Coaching — regardless of the sport or the level of the sport — is often viewed by fans and audiences with a black and white lens. Either you win or you lose.
Paris native and Paris High School graduate Rodney Watson, the head men’s basketball coach for the University of Southern Indiana, has found much greater things throughout his coaching career besides just winning games.
“This has been such an outstanding career for me and it has really been a dream come true,” Watson said. “I have been able to do what I wanted to on the court while also making an impact in my athlete’s lives.”
Watson has found success at USI, carrying a record of 203-65 in his ninth season with the Screaming Eagles. He has managed to ascend to a national ranking as high as second in Division II basketball (2010) and has qualified for multiple appearances in the Division II national tournament.

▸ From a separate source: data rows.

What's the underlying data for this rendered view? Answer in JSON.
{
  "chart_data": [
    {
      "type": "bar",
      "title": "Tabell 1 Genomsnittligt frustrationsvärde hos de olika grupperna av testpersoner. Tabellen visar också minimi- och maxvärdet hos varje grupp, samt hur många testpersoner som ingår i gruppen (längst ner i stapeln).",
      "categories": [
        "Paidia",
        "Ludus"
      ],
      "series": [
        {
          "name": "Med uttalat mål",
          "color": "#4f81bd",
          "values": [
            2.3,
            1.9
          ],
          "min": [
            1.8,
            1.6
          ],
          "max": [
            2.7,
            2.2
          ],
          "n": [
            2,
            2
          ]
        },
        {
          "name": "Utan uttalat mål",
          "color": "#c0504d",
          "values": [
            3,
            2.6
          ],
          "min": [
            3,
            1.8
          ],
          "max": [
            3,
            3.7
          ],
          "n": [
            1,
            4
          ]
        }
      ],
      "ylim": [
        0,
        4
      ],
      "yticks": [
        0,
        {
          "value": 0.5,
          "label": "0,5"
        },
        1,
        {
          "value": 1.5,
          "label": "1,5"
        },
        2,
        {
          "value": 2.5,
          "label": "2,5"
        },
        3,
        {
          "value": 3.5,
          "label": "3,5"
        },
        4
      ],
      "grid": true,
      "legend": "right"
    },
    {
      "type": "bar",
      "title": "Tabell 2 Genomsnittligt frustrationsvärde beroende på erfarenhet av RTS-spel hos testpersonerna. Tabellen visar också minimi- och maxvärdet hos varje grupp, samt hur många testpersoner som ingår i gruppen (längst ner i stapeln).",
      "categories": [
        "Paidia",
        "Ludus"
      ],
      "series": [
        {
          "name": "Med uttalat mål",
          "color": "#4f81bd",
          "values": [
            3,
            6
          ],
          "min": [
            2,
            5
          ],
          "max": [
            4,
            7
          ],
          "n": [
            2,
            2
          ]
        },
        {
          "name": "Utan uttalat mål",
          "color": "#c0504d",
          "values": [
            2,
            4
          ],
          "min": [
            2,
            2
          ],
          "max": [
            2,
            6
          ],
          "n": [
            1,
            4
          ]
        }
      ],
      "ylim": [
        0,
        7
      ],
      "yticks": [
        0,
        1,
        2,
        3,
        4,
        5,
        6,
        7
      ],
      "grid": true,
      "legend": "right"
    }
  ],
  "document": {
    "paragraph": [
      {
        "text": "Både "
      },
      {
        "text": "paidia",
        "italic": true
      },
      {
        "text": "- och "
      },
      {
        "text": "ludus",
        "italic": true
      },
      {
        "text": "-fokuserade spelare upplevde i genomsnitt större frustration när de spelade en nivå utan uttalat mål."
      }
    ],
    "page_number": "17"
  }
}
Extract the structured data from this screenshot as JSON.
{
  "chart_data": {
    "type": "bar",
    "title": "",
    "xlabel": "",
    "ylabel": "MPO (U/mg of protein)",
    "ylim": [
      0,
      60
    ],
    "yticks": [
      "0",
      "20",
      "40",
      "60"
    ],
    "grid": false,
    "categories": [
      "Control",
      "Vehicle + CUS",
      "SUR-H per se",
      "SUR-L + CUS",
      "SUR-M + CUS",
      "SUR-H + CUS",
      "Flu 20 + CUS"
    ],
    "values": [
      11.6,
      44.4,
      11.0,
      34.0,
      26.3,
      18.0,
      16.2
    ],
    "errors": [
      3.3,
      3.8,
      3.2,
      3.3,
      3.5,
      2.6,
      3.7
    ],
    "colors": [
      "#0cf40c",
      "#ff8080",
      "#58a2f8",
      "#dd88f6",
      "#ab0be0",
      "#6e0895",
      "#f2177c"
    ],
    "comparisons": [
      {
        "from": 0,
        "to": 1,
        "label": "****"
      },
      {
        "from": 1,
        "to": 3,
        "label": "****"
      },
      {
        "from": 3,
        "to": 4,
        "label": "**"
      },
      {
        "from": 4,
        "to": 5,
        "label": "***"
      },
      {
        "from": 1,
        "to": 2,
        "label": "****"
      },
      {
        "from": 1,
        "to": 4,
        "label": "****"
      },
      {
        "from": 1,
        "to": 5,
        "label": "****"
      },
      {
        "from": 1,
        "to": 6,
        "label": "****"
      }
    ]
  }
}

“It has been great to be part of such an outstanding program and USI is such a great place,” Watson said. “This is an incredible school and basketball program.”
In his time at USI, Watson has coached seven All-Americans and 15 players who went on to play basketball at a professional level.
Before making his mark at USI though, Watson learned the ropes at Southern Illinois University as an assistant coach under head coaches Rich Herrin, Bruce Weber, Matt Painter and Chris Lowery. Watson spent 21 years with the Salukis and helped lead the team to 11 conference championships and nine NCAA tournament appearances.
Prior to his stint at SIU, Watson started his coaching coaching at Coulterville High School in Coulterville, Ill. In his second year with the school, Watson was able to lead his team to the school’s first regional championship in program history.
Despite the success that Watson has found throughout his coaching career, Watson says none of it would have been possible without the support of his wife, Carol, and four children, Ashley, Zachary, Olivia and Blake.
“There were times coaching that I couldn’t see my family all the time and I would be coming back on weekends,” Watson said. “It’s a two-way street and the support that I got from my wife was critical to where I am today.”
With love and support being such a key consistency through his career, Watson is extremely aware consistency is not the same in other aspects of the job.
The Eastern Illinois University graduate believes the rise of social media and travel sports have caused the biggest changes in athletics.
“Social media is a blessing and a curse,” Watson said. “Coaches and parents can stream games now and that is awesome. On the other side, social media has resulted in less communication with people and more with a phone.”
Travel sports teams have been another key citation from Watson, claiming players these days are losing out on valuable life lessons.
Watson remembers his time on a concrete court at Crestwood School in Paris as a sixth-grade. There and on the playgrounds of the community, he learned to never take his eye off the ball and to be physically and mentally tough.
“So many kids are playing travel basketball and everything is organized and paid for,” Watson said. “Pick-up basketball games are where I learned so much and I think that it is an important part of the culture of the sport.”
Halfway through the 2018-19 season, Watson is in pursuit of another winning season for the Screaming Eagles. With so much success in his life, Watson has not forgotten his roots in Paris.
“The schools in Paris are great and so are the people,” Watson said. “The lessons that I learned there will be with me for the rest of my life.”